Paper long abstract:
During the devastating Covid-19 pandemic, mainstream media has been busy erasing memory and its very possibility - by tweaking numbers, censoring the most direct and brutal images of suffering, and aligning with governments’ calls to ‘move on’ and ‘get back to normal’. This process of erasure is, although for different reasons, in line with institutionalised ethical frameworks for representing suffering, for instance in academia. Within the famous ‘child and vulture’ debate, photography emerges as an act of violence - a violence that is generally perpetrated by the observer separated from, and hierarchically superior to, the sufferer.
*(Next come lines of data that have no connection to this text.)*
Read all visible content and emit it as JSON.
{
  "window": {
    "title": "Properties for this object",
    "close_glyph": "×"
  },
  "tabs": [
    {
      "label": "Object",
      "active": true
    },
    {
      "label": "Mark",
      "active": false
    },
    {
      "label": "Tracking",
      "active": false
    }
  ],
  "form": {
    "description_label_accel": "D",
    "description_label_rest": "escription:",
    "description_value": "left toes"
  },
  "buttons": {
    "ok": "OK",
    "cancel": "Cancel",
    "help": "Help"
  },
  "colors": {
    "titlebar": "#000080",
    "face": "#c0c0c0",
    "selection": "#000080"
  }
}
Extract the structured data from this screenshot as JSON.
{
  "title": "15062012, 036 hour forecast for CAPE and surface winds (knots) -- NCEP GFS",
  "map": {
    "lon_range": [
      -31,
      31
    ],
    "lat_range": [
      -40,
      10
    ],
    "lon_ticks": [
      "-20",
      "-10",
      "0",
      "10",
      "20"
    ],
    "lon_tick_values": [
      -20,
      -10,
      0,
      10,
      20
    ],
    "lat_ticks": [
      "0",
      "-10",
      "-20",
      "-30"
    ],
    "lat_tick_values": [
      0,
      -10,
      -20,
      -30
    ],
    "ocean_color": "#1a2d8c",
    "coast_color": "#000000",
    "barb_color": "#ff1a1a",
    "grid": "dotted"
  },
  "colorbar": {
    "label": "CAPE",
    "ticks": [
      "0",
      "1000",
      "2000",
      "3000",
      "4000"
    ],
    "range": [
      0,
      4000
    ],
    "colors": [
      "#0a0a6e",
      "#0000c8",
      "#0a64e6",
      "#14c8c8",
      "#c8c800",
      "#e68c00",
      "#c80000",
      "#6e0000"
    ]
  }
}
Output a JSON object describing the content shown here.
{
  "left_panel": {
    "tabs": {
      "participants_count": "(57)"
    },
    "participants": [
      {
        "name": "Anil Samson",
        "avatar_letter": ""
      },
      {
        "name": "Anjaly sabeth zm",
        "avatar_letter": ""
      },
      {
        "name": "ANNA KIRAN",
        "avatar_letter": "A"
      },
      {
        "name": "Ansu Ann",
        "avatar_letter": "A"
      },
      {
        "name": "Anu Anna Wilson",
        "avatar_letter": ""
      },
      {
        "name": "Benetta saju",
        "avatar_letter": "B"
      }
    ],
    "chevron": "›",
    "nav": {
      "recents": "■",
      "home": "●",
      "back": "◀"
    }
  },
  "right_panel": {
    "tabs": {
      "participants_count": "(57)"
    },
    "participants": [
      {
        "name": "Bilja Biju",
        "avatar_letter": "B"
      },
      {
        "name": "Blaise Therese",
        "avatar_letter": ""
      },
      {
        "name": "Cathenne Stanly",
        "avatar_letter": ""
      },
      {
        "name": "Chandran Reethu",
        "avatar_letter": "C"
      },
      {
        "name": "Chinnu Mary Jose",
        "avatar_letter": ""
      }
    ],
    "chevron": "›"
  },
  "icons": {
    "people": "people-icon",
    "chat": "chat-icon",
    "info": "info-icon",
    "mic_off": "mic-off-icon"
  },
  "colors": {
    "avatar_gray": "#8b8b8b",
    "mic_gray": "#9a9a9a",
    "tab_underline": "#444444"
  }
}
In the context of the ‘democratisation’ of the ability to produce and circulate images by communities, however, the ethics of visuality have shifted. In this paper we offer a reflection on the images produced by some of India’s most marginal indigenous communities during the pandemic, with a focus on their reframing of ethical debates around representations of suffering. In the images we discuss, and in contrast to the images that officially circulate, death is not hidden but brutally exposed, and so is the ever thin threshold between life and death, human and non human. We see humans that are in reality dead (the poor are more dead than human), we see animals that are more like humans (they have morality that humans have lost), we see humans that are more like animals. We reflect on the circulation of these images, the medium of their circulation, and on their effectiveness in claiming memory against erasure.